B. Split the training and test data based on time rather than a random split to avoid leakage: If the temperature data for the model training is uploaded hourly, splitting the data randomly may cause data leakage, where the model is trained on future information that is not available in real-world scenarios. Therefore, it is better to split the data based on time, where the training data is from a certain period, and the test data is from a later period. This will ensure that the model is trained and evaluated on data that is more representative of real-world scenarios.
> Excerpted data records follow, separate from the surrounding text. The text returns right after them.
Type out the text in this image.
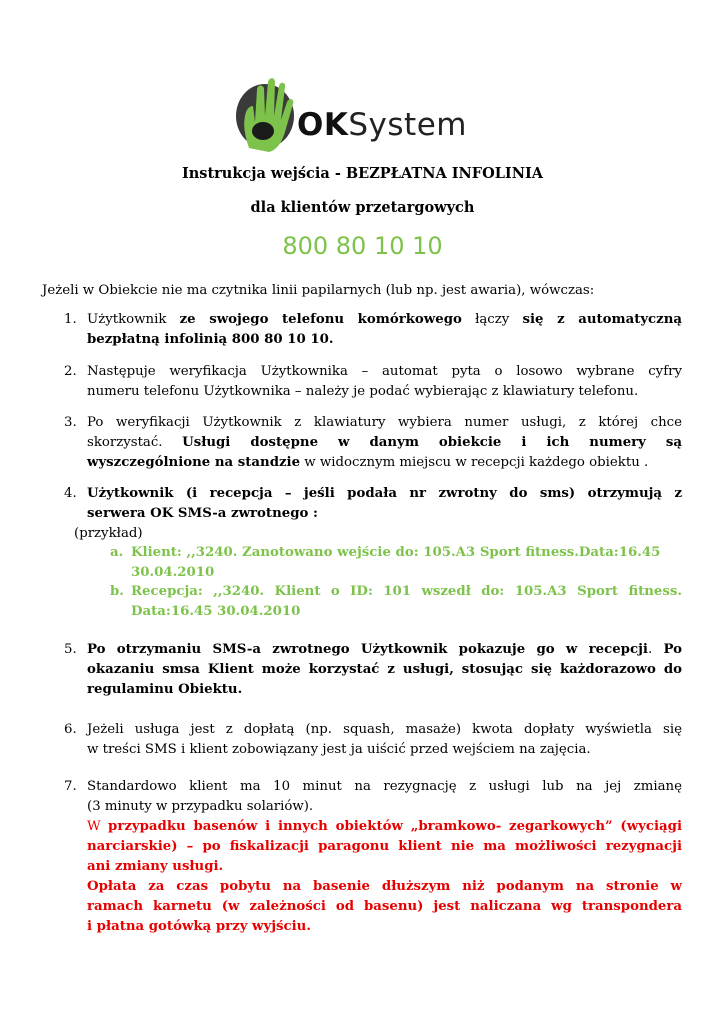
OKSystem
Instrukcja wejścia - BEZPŁATNA INFOLINIA
dla klientów przetargowych
800 80 10 10
Jeżeli w Obiekcie nie ma czytnika linii papilarnych (lub np. jest awaria), wówczas:
1. Użytkownik ze swojego telefonu komórkowego łączy się z automatyczną
bezpłatną infolinią 800 80 10 10.
2. Następuje weryfikacja Użytkownika – automat pyta o losowo wybrane cyfry
numeru telefonu Użytkownika – należy je podać wybierając z klawiatury telefonu.
3. Po weryfikacji Użytkownik z klawiatury wybiera numer usługi, z której chce
skorzystać. Usługi dostępne w danym obiekcie i ich numery są
wyszczególnione na standzie w widocznym miejscu w recepcji każdego obiektu .
4. Użytkownik (i recepcja – jeśli podała nr zwrotny do sms) otrzymują z
serwera OK SMS-a zwrotnego :
(przykład)
a. Klient: ,,3240. Zanotowano wejście do: 105.A3 Sport fitness.Data:16.45
30.04.2010
b. Recepcja: ,,3240. Klient o ID: 101 wszedł do: 105.A3 Sport fitness.
Data:16.45 30.04.2010
5. Po otrzymaniu SMS-a zwrotnego Użytkownik pokazuje go w recepcji. Po
okazaniu smsa Klient może korzystać z usługi, stosując się każdorazowo do
regulaminu Obiektu.
6. Jeżeli usługa jest z dopłatą (np. squash, masaże) kwota dopłaty wyświetla się
w treści SMS i klient zobowiązany jest ja uiścić przed wejściem na zajęcia.
7. Standardowo klient ma 10 minut na rezygnację z usługi lub na jej zmianę
(3 minuty w przypadku solariów).
W przypadku basenów i innych obiektów „bramkowo- zegarkowych” (wyciągi
narciarskie) – po fiskalizacji paragonu klient nie ma możliwości rezygnacji
ani zmiany usługi.
Opłata za czas pobytu na basenie dłuższym niż podanym na stronie w
ramach karnetu (w zależności od basenu) jest naliczana wg transpondera
i płatna gotówką przy wyjściu.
C. Add more data to your test set to ensure that you have a fair distribution and sample for testing: The accuracy of a model heavily depends on the quality and quantity of the data used for training and testing. If the test set is too small, the model may not generalize well to new, unseen data. Therefore, adding more data to the test set can help to ensure that the model is evaluated on a more representative sample of the data.
D. Apply data transformations before splitting, and cross-validate to make sure that the transformations are applied to both the training and test sets: Data transformations such as scaling, normalization, and feature selection are crucial for model training and evaluation. However, it is important to apply these transformations before splitting the data to avoid information leakage between the two datasets. Additionally, cross-validation can help to ensure that the transformations are applied consistently to both the training and test sets. This step can help to improve the generalization performance of the model in the real world.